We're excited to hear your thoughts. If you would like to join the conversation, please submit your answers by Thursday.
Public unpaid question.
yashesh shethia
Maybe, it's all about the 'experience'. And what you are in the mood for.
Imagine holding a slightly worn out LP of Sgt Peppers, sliding it out, blowing the dust off, placing it on the mat and then lifting the arm and gently placing it on the grooves.
The strains of Lucy in the Sky creeps in with the slight crackle and you crank up the oversized volume dial of the old and faithful Marantz.
Now go digital: go to iTunes, find Beatles, LSD -Buy. Tap and you're on your way.
Both will take you to a boat on a river, with tangerine trees and marmalade skies... :)
It's comes right back to what you are feeling like...
No doubt one is easier, portable, flexible and intuitive. Both are 'touchy' and 'feely' too...
But one has romance as an ingredient, the other efficiency...
Pretty much like flipping pages of an old photo album from two decades back and swiping the same pictures on the iPad.
Touch choice :)
Dave Pinter
As someone who draws nearly every day working on design projects, analog and digital are methods I both use to achieve results depending on criteria for each project. I don't think at this point one is better than the other. And often you can't tell the difference between sketches I've done on paper and those done digitally via a Wacom tablet.
The blessing and curse working digitally is Undo (well worn Command-Z on my keyboards) which make fiddling with things infinitely possible and hence slows down the process. Paper has more of an instant feel, especially when working with ink. You have to know what you are doing and commit.
One interesting piece of software is Alchemy, an open source drawing program which doesn't come with any kind of Undo function. Using it gets close to the permanent aspects of paper, but there are still workarounds to correcting mistakes.
Being part of the last generation to basically go through art school without computers I think has aided me in being able to develop a range of ideas. That comes directly from training on working ideas out on paper. You can only show one well per sheet. I think computers aren't so good with this working process and result more constant tweaking and refinement of a single idea.
Kyle Studstill
Theres something to be said about immediate tangible feedback that is hard to replicate in digital form. I approach it as "hard," not "impossible."
For example, there's the case of how to replicate the subtle tactile feedback your fingers get when reaching for the radio knob in the car without looking - the question for designers thinking about putting touchscreens into cars is whether or not that sense can be captured in any kind of haptic feedback. My guess is yes, it's just quite a bit off - as to be expected, we've focused our efforts on creating technologies that appeal to the visual sense and seem to have forgotten all the others.

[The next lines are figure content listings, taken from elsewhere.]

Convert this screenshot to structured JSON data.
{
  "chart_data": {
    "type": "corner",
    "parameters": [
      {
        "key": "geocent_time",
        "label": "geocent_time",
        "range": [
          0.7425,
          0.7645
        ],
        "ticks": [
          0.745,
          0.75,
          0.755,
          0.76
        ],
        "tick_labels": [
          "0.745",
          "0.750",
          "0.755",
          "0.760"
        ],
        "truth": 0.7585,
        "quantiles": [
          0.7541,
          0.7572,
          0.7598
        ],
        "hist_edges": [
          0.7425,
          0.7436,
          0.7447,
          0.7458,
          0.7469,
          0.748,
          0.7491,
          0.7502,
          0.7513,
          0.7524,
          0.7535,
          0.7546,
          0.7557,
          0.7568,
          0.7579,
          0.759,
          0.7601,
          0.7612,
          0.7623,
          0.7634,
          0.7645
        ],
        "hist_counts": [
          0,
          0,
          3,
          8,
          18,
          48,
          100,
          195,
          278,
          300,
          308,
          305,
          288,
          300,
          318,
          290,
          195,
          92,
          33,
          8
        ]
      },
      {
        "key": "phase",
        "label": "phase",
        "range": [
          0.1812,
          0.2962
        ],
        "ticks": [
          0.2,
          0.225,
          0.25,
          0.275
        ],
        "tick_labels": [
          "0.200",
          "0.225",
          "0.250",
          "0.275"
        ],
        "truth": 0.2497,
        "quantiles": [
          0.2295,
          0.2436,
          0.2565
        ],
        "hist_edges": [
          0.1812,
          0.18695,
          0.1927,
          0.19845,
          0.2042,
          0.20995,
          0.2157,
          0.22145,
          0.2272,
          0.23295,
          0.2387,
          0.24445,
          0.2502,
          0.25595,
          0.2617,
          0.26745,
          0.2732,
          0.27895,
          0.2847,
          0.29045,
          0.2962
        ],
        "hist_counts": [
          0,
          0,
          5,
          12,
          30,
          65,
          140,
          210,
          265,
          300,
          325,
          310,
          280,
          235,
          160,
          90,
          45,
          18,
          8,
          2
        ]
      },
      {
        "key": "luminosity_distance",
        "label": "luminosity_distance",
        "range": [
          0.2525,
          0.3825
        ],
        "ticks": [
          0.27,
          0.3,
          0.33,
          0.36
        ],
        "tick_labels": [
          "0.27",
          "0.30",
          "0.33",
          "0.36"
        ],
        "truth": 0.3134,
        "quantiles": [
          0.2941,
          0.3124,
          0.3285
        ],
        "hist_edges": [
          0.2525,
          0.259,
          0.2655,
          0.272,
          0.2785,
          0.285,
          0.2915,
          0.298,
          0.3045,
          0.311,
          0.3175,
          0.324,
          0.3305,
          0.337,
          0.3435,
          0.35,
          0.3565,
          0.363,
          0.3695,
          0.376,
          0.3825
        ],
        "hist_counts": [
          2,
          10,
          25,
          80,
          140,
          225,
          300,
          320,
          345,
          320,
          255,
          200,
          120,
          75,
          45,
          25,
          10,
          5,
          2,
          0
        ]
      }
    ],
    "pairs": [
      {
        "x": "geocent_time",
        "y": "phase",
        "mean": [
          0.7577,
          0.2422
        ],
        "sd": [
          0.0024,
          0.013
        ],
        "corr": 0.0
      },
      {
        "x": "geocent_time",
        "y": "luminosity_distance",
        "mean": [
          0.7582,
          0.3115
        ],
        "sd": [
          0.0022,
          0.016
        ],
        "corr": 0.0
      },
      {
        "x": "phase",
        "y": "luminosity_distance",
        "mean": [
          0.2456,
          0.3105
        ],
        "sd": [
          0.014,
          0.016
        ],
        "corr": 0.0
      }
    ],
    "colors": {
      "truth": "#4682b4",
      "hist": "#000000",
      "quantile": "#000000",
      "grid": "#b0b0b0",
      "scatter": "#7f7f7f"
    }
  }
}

There's another way to approach this question, by venturing to guess that there's nothing un-digitizable, rather there are deeply human things that will just be conveyed in different forms. For example, our need for feedback as in the above is one representation of a "deeply human thing," but another interesting manifestation comes up when you start thinking about digital books. There's a lot of social data encoded into the act of carrying a physical book. If I see you on the metro and you're carrying a book I've read, it makes me want to talk to you. And if I don't, I'm at least subtly comforted knowing that I'm in the company of someone likeminded.

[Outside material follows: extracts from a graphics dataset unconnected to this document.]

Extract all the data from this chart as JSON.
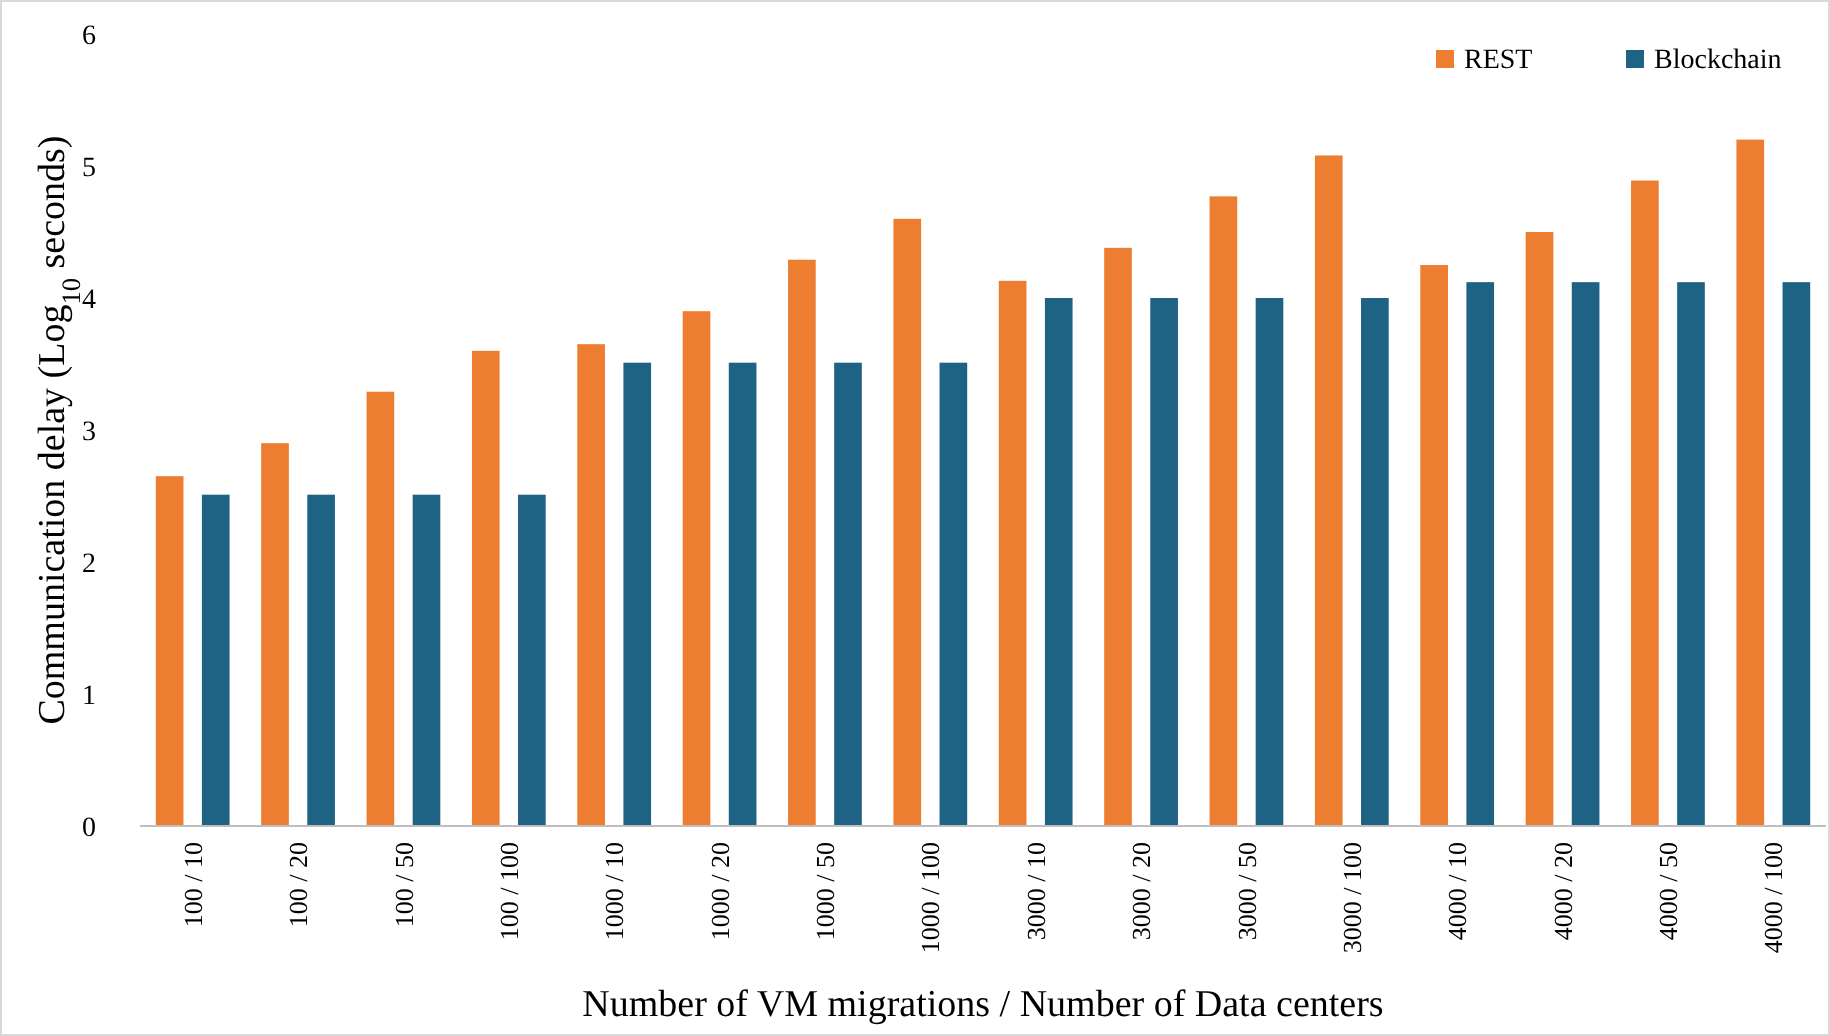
{
  "chart_data": {
    "type": "bar",
    "xlabel": "Number of VM migrations / Number of Data centers",
    "ylabel": "Communication delay (Log$_{10}$ seconds)",
    "categories": [
      "100 / 10",
      "100 / 20",
      "100 / 50",
      "100 / 100",
      "1000 / 10",
      "1000 / 20",
      "1000 / 50",
      "1000 / 100",
      "3000 / 10",
      "3000 / 20",
      "3000 / 50",
      "3000 / 100",
      "4000 / 10",
      "4000 / 20",
      "4000 / 50",
      "4000 / 100"
    ],
    "series": [
      {
        "name": "REST",
        "color": "#ed7d31",
        "values": [
          2.65,
          2.9,
          3.29,
          3.6,
          3.65,
          3.9,
          4.29,
          4.6,
          4.13,
          4.38,
          4.77,
          5.08,
          4.25,
          4.5,
          4.89,
          5.2
        ]
      },
      {
        "name": "Blockchain",
        "color": "#1f6384",
        "values": [
          2.51,
          2.51,
          2.51,
          2.51,
          3.51,
          3.51,
          3.51,
          3.51,
          4.0,
          4.0,
          4.0,
          4.0,
          4.12,
          4.12,
          4.12,
          4.12
        ]
      }
    ],
    "ylim": [
      0,
      6
    ],
    "yticks": [
      0,
      1,
      2,
      3,
      4,
      5,
      6
    ],
    "legend": "top right"
  }
}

That's data that's hard to encode digitally, at least through the methods we use now (ie: "putting stuff onto a screen"). That said, for ages humans have been incredibly resourceful when it comes to solving the problems of social navigation. So I don't doubt that some other interesting type of interaction will emerge to fill that void, and perhaps it's nature will be what we presently think of as "digital."

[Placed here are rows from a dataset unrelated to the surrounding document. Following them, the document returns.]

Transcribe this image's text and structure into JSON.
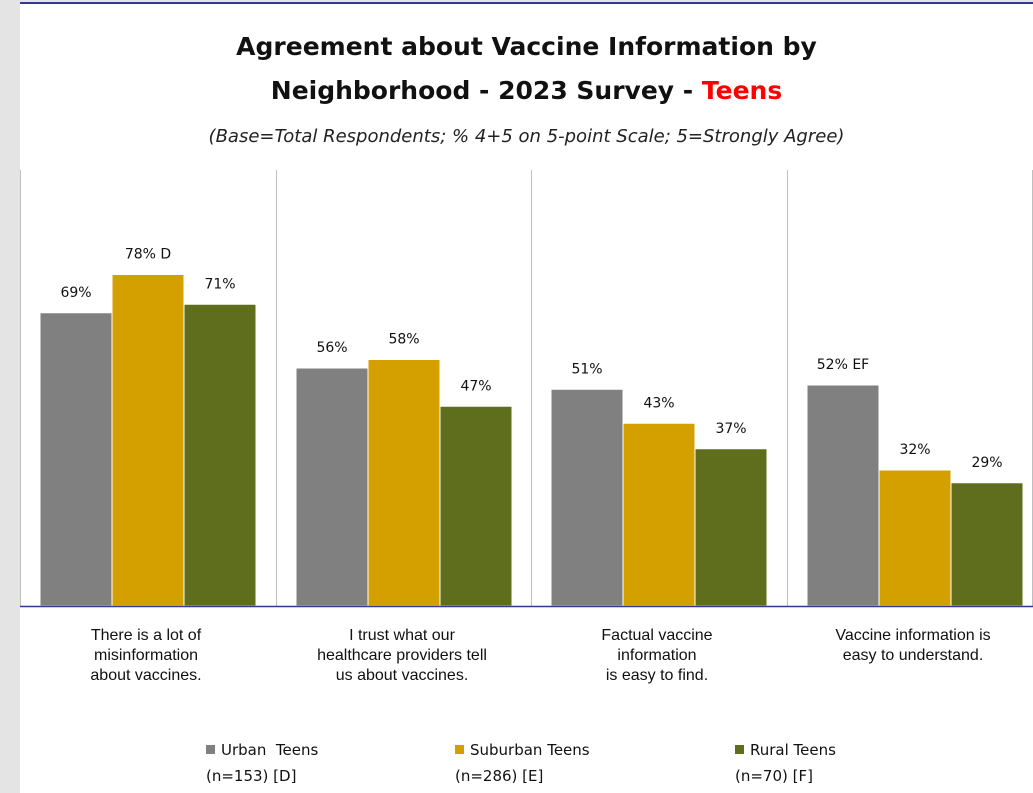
{
  "chart_data": {
    "type": "bar",
    "title": "Agreement about Vaccine Information by Neighborhood - 2023 Survey - Teens",
    "title_line1": "Agreement about Vaccine Information by",
    "title_line2_prefix": "Neighborhood - 2023 Survey - ",
    "title_line2_highlight": "Teens",
    "subtitle": "(Base=Total Respondents; % 4+5 on 5-point Scale; 5=Strongly Agree)",
    "xlabel": "",
    "ylabel": "",
    "ylim": [
      0,
      100
    ],
    "grid": false,
    "legend_position": "bottom",
    "categories": [
      "There is a lot of misinformation about vaccines.",
      "I trust what our healthcare providers tell us about vaccines.",
      "Factual vaccine information is easy to find.",
      "Vaccine information is easy to understand."
    ],
    "category_lines": [
      [
        "There is a lot of",
        "misinformation",
        "about vaccines."
      ],
      [
        "I trust what our",
        "healthcare providers tell",
        "us about vaccines."
      ],
      [
        "Factual vaccine",
        "information",
        "is easy to find."
      ],
      [
        "Vaccine information is",
        "easy to understand."
      ]
    ],
    "series": [
      {
        "name": "Urban  Teens",
        "sub": "(n=153) [D]",
        "color": "#808080",
        "values": [
          69,
          56,
          51,
          52
        ],
        "labels": [
          "69%",
          "56%",
          "51%",
          "52% EF"
        ]
      },
      {
        "name": "Suburban Teens",
        "sub": "(n=286) [E]",
        "color": "#d4a000",
        "values": [
          78,
          58,
          43,
          32
        ],
        "labels": [
          "78% D",
          "58%",
          "43%",
          "32%"
        ]
      },
      {
        "name": "Rural Teens",
        "sub": "(n=70) [F]",
        "color": "#5e6e1c",
        "values": [
          71,
          47,
          37,
          29
        ],
        "labels": [
          "71%",
          "47%",
          "37%",
          "29%"
        ]
      }
    ]
  }
}
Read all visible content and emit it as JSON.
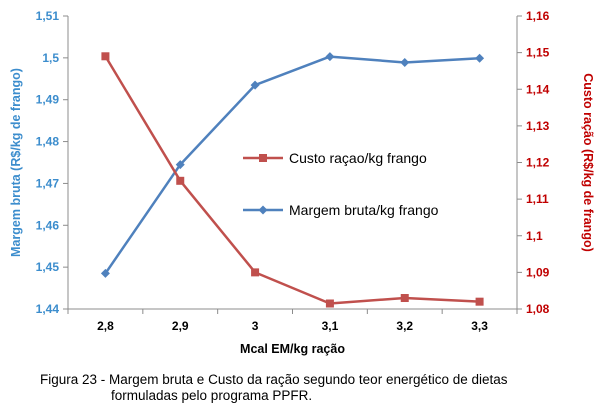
{
  "chart_data": {
    "type": "line",
    "x": [
      "2,8",
      "2,9",
      "3",
      "3,1",
      "3,2",
      "3,3"
    ],
    "xlabel": "Mcal EM/kg ração",
    "series": [
      {
        "name": "Margem bruta/kg frango",
        "axis": "left",
        "color": "#4f81bd",
        "marker": "diamond",
        "values": [
          1.4485,
          1.4745,
          1.4935,
          1.5003,
          1.4989,
          1.4999
        ]
      },
      {
        "name": "Custo raçao/kg frango",
        "axis": "right",
        "color": "#c0504d",
        "marker": "square",
        "values": [
          1.149,
          1.115,
          1.09,
          1.0815,
          1.083,
          1.082
        ]
      }
    ],
    "y_left": {
      "label": "Margem bruta (R$/kg de frango)",
      "color": "#3c8dcd",
      "ylim": [
        1.44,
        1.51
      ],
      "ticks": [
        1.44,
        1.45,
        1.46,
        1.47,
        1.48,
        1.49,
        1.5,
        1.51
      ],
      "tick_labels": [
        "1,44",
        "1,45",
        "1,46",
        "1,47",
        "1,48",
        "1,49",
        "1,5",
        "1,51"
      ]
    },
    "y_right": {
      "label": "Custo ração (R$/kg de frango)",
      "color": "#c00000",
      "ylim": [
        1.08,
        1.16
      ],
      "ticks": [
        1.08,
        1.09,
        1.1,
        1.11,
        1.12,
        1.13,
        1.14,
        1.15,
        1.16
      ],
      "tick_labels": [
        "1,08",
        "1,09",
        "1,1",
        "1,11",
        "1,12",
        "1,13",
        "1,14",
        "1,15",
        "1,16"
      ]
    },
    "legend_position": "center-right",
    "grid": false
  },
  "caption": {
    "line1": "Figura 23 - Margem bruta e Custo da ração segundo teor energético de dietas",
    "line2": "formuladas pelo programa PPFR."
  }
}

I suppose this idea is best captured by William Gibson when he says things like "one of the things our grandchildren will find quaintest about us is that we distinguish the digital from the real."
Lloyd Alter
I always go back to the study that shows that you can tell time faster on an analogue watch than you can on a digital; your brain absorbs the position of the hands more quickly than it can the actual numbers. There are a lot of things that work better in analogue: fuel and temperature gauges, anything where you want to instantly grasp proportion.
As an architect, I cannot conceive of a design without starting on my roll of canary paper or in my moleskine. Yet as a writer, I wouldn't think of starting with a pen, I work directly in digital. I don't know if it is something about design, about dealing again with proportion, or if it is just that the software isn't good enough yet, no tool (that I know of) has yet really replaced the doodle on paper.
If someone did develop such a tool (and it ain't sketchup) it would be amazing.